2012年04月04日 06時00分12秒 | 蜂助の呟き
こんにちは。蜂助です。今日は、牧草地の除染の話です。

4月1日に食品全般の放射性物質の基準値が変わりました。それに合わせて、家畜に与えるエサやきのこを栽培する原木や菌床なども基準値が変更になりました。厳密には基準値ではなく、飼料は「暫定許容値」、きのこ原木と菌床は「指標値」としています。

飼料では、牛については1キロ当り300ベクレルから100ベクレルに、豚については1キロ当り300ベクレルから80ベクレルに、鶏などは1キロ当り300ベクレルから160ベクレルに「暫定許容値」が引き下げられました。豚が食べる飼料は人間が食べる一般食品より厳しい数値となりました。

畜産業はもともと経営が厳しいのに、飼料の確保がたいへんです。特に、牛乳生産の酪農家は窮地に追い込まれています。場所によっては昨年と今年の牧草が利用できなくなります。通常、酪農家は牧草地を持っていて、そこで自家製の牧草を作って使っています。それが使えなくなり、代替飼料を確保しなければならないのです。

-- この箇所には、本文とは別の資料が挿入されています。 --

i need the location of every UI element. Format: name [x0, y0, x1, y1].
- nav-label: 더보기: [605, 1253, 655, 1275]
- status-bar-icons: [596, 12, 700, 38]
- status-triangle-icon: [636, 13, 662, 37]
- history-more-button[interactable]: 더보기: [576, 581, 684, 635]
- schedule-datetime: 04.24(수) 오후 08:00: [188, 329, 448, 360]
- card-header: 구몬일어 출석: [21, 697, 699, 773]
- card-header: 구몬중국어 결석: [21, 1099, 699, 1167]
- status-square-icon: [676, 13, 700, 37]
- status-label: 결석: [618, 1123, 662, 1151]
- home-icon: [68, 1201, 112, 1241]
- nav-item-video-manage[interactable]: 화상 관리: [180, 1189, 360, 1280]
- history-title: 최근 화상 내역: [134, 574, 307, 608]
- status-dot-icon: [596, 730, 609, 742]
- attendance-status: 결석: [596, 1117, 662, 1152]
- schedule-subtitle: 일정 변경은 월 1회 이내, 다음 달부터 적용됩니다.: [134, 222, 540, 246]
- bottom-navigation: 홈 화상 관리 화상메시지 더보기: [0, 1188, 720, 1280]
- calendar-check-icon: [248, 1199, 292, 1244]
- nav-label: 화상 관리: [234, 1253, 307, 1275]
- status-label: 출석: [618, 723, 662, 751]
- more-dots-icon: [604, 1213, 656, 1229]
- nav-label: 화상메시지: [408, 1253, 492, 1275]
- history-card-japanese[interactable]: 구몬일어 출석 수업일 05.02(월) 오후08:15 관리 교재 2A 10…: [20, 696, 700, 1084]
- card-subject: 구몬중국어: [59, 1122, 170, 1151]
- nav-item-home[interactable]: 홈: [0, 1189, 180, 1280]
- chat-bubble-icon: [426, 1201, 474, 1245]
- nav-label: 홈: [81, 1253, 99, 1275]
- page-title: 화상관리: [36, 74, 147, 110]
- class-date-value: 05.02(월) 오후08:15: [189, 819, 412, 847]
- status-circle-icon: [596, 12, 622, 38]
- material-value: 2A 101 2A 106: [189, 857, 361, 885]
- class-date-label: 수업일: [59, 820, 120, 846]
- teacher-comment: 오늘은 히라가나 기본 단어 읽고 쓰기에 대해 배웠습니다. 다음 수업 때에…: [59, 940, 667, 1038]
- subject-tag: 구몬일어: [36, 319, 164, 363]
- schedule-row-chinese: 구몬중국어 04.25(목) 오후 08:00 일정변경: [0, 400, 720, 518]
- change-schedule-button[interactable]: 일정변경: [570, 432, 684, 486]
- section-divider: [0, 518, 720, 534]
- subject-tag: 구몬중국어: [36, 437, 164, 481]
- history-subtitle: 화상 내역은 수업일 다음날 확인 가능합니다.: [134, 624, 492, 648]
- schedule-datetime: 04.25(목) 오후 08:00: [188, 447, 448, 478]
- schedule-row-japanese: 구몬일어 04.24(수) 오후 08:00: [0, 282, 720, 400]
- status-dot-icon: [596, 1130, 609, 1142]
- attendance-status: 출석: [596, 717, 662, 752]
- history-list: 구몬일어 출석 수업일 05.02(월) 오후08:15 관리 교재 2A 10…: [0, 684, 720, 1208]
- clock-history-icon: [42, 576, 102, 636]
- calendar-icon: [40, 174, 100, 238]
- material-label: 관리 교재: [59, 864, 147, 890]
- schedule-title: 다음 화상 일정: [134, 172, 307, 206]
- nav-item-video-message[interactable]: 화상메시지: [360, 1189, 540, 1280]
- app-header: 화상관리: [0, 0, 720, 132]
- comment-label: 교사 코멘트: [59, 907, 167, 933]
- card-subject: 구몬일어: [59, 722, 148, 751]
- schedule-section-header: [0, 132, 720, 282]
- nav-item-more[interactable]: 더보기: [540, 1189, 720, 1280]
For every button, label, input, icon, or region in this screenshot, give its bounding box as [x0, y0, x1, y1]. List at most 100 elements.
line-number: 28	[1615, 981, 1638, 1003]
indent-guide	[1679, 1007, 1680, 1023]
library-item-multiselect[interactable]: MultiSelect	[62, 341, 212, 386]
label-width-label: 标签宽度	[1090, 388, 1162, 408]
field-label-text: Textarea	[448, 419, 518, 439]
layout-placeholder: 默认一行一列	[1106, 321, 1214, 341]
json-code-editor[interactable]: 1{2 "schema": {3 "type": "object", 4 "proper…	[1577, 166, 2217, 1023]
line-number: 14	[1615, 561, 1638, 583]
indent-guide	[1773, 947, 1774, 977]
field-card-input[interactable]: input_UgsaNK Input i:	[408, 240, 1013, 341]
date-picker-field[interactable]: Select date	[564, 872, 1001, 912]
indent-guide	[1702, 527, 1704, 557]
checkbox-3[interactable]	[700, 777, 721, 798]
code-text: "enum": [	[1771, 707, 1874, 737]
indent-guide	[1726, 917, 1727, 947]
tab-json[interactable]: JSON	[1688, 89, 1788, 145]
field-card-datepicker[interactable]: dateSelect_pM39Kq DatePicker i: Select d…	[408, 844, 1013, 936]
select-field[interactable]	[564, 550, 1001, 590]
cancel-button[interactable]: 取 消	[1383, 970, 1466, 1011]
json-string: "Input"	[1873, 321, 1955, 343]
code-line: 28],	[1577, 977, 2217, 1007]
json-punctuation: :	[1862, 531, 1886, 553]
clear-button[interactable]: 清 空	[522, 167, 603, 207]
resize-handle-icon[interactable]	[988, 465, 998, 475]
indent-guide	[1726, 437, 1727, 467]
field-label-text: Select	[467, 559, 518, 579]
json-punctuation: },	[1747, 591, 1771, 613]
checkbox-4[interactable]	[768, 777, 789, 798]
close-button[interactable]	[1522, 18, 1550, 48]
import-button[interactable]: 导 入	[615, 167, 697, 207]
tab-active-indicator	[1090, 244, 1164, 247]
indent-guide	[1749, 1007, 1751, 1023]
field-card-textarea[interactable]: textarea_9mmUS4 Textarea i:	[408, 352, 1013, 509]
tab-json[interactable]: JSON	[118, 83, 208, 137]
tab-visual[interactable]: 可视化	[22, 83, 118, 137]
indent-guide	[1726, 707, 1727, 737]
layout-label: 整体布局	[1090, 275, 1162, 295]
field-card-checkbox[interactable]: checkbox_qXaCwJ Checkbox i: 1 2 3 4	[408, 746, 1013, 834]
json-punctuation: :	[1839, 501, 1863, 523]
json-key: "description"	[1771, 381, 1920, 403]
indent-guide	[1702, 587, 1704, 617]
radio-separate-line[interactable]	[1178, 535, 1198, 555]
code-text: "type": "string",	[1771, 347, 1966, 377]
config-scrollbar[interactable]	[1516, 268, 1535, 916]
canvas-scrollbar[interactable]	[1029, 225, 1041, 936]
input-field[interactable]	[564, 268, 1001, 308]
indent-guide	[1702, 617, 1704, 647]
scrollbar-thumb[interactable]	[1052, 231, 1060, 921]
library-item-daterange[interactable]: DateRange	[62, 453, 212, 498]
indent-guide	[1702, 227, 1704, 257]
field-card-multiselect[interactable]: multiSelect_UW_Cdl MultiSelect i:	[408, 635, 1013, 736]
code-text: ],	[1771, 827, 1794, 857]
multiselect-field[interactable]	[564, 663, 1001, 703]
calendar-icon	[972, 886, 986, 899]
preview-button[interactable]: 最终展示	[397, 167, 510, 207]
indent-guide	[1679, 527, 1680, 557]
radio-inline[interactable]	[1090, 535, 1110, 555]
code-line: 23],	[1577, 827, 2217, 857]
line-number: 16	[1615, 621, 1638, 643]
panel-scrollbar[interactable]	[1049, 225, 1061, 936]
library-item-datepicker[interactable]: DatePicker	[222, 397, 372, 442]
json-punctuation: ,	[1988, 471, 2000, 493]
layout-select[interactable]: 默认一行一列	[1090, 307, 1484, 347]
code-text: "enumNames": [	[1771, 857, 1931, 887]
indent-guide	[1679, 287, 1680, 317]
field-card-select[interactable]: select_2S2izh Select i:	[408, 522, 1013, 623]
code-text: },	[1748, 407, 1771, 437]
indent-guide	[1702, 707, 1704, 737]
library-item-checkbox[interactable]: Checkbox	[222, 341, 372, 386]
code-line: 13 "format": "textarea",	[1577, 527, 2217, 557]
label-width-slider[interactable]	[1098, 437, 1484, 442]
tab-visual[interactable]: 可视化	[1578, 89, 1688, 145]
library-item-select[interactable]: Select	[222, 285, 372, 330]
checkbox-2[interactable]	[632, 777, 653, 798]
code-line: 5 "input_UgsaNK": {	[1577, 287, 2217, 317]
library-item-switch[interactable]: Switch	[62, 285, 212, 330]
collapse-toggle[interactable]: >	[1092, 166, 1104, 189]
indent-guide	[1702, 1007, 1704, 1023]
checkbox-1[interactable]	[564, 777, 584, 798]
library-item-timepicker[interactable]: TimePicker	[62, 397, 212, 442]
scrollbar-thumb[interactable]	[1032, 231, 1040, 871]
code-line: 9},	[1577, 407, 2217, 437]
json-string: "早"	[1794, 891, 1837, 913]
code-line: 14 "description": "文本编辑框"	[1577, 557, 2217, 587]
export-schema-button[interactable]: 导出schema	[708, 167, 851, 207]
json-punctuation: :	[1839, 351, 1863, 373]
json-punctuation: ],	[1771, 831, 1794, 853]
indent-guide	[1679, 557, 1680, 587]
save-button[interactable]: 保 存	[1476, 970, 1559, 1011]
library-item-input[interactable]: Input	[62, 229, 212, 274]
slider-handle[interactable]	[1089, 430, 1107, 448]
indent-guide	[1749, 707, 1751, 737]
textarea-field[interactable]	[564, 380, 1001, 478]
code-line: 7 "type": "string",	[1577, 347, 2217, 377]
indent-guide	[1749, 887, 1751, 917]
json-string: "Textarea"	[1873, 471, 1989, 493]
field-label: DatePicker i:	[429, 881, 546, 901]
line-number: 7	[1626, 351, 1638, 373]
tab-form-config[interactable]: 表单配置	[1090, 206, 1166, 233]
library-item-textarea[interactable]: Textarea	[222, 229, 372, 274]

さらに加えて、牧草地の除染を行わなければなりません。皆様もご存知の通り、放射性セシウムのほとんどは地表から5センチメートル以内に含まれています。10センチメートルまででほぼ100%が存在しています。牧草は根が張る深さは5センチメートル位です。したがって、表土を地中30センチメートル位の所に「反転耕」してしまえば、牧草の根が届かなくなります。無理な場合は、深く耕すことで表土の放射性セシウムの濃度が薄くなるという原理です。

除染と言っても、居住地のものと違って「臭いものにふた」をする程度のもので、地表付近にあった放射性セシウムを地中に埋め込むだけの話です。

だけの話と言っても、たいへんな作業です。さらに「反転耕」するための「プラウ」という器具が品切れになっており注文して何ヶ月もたたないと入手できないのです。

岩手県では、昨年産の牧草の放射性セシウムが1キロ当り300ベクレルを超えている牧草地は「反転耕」、1キロ当り300~100ベクレルの牧草地は「耕起」するように指導しています。

あらためて、こんなことをさせている原子力発電所の全廃炉を願わずにはいられません。